North American Mortgage, facing a lean winter for originations, is digging in.

Against a backdrop of low levels of originations and sharp price competition, the company recently sold $1 billion of servicing rights on conventional mortgages. That brought the company's servicing portfolio to $14 billion, a 6% drop from the level a month before.

"Prices are really high right now," said Terrance G. Hodel, president of the Santa Rosa, Calif. mortgage bank. "If somebody wants to pay me a great price, I'll sell."

With servicing prices robust and originations a drain, North American's response may be typical of independent mortgage companies' views.

Certainly Mr. Hodel talks like a man who could get out of servicing entirely, "We don't have any love affair with servicing," he said in a recent interview. "Servicing is an interest-only strip with problems."

"I get a 9% pretax return from servicing.

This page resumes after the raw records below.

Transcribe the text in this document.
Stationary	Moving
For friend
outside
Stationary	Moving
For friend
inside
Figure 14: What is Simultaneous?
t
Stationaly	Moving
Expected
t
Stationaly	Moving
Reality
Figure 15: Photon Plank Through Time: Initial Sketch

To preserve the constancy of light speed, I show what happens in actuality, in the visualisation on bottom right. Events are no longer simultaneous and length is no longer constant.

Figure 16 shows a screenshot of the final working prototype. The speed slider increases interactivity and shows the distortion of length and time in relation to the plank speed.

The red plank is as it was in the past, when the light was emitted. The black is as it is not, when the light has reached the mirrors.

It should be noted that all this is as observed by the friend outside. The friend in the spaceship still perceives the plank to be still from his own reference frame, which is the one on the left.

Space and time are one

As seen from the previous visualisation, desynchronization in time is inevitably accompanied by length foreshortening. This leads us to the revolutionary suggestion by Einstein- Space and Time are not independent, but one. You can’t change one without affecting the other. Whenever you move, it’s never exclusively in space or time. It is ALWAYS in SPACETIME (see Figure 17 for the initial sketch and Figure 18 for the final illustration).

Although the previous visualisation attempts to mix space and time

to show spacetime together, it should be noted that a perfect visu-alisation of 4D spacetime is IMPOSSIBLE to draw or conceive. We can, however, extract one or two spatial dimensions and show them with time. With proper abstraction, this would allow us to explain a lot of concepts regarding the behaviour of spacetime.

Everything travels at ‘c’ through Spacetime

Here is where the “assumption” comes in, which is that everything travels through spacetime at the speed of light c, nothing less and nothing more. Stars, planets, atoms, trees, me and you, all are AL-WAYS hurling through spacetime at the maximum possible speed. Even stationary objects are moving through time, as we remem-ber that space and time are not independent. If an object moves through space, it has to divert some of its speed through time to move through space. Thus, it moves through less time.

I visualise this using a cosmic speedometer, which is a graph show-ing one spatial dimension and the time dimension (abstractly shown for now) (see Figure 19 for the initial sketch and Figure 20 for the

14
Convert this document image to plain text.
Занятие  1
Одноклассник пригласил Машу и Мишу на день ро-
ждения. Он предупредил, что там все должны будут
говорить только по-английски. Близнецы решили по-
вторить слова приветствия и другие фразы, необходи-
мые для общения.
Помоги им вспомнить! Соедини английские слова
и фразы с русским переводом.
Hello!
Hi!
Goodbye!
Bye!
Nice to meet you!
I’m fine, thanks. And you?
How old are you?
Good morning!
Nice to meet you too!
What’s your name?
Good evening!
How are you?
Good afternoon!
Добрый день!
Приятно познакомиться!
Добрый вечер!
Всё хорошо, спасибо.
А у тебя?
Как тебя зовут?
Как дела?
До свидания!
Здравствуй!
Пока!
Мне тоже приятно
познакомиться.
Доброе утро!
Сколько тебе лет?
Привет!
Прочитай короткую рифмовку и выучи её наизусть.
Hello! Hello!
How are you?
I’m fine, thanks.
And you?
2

That's good, but I can get pretty close to that with a Treasury bill," he said, adding that money invested in T-bills is not subject to prepayment if interest rates drop.

This stance is a far cry from those taken by many privately held or publicly traded mortgage banks a year ago.

At that time, many medium-size mortgage lenders were keen to build servicing portfolios to at least $10 billion, in order to achieve economies of scale and also to get debt ratings that would allow for less-expensive warehouse borrowings.

Now most of the independents, such as Arbor National Holdings and Plaza Home Mortgage, are gone, purchased by one bank or another. North American, then, is somewhat unusual in that it is large but nowhere near as big as the top-tier servicers.

So does this put North American at a disadvantage? Will the company need to grow servicing?

"Its an open question what size you need to be efficient," said Mr. Hodel, "I wouldn't want to be at $10 billion, but I'm not convinced that efficiencies go on forever."

"I think they will take advantage of the record prices for servicing so long as it doesn't drag down their unit costs for the whole portfolio," said Michael Corasiniti, an analyst at Alex. Brown & Sons.

One bright point, according to Mr. Hodel, is that the competitive atmosphere seems to be improving. The flatter yield curve is driving more borrowers into fixed-rate loans, he said, and thrifts are taking a less aggressive stand on starting rates.